Cheers to that: JD Wetherspoon, one of Britain’s largest pub chains, with 826 branches, revealed it had made pre-tax profits of £42.6 million for the year ended July 30

Although cost pressures continue to impact households and the pub sector, Wetherspoon’s revenues still increased by 10.6 percent to £1.93 billion last year.

Food sales drove the bulk of this growth, rising by over £100m to £742m, yet drinks sales still made up the majority of the company’s turnover.

Since the end of the period, the company noted that trading continued to perform well, with like-for-like sales up 9.9 percent in the first nine weeks of the new financial year.

Martin, who founded Wetherspoon’s in 1979, praised the result but warned that ‘perhaps the biggest threat to the hospitality industry is the possibility of further lockdowns and restrictions’.

The New Zealand-born chairman was a noted critic of the government’s response to the pandemic and the massive job and financial losses the pub sector experienced as a result.

He has also spoken out about the differences in the way pubs, restaurants and supermarkets are taxed.

As for VAT, Wetherspoon notes that pubs pay around 20 percent on food sales, while supermarkets pay zero.

For business rates, the report noted that pubs hand over around 20p per pint, while grocers only pay around 2p.

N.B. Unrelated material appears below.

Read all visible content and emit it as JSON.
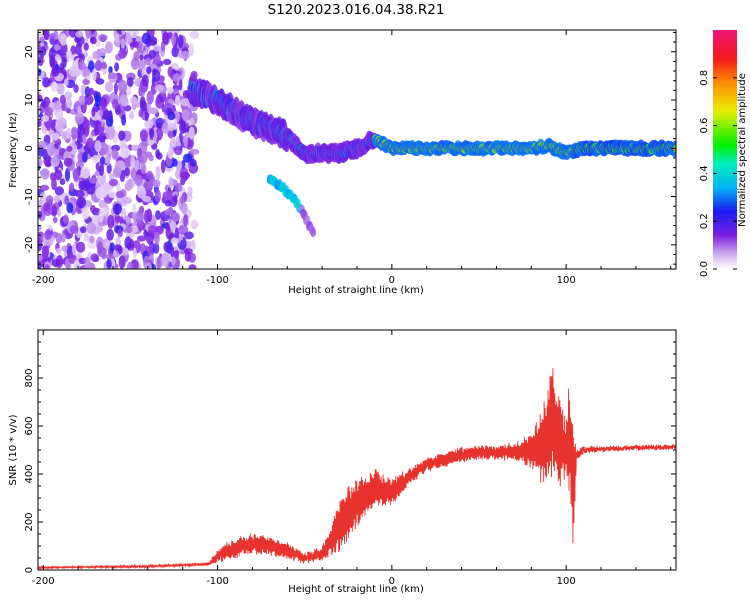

Wetherspoons shares were 4.4 per cent lower at £6.72 on Friday morning, making them the worst performer on the FTSE 250 Index.

While they are still up by about half this year, shares remain well below their pre-pandemic levels.

Mark Crouch, analyst at investment platform eToro, said: ‘While shareholders will raise a glass to the company’s return to the black, profits are less than half the level they were at their peak in 2018.

‘Some of this is of course due to rising energy and other costs, which have risen significantly for businesses over the past eighteen months.

‘That may hamper growth plans for the next two years, but overall and over the longer term we are significantly more positive about Wetherspoon than we were a few months ago.’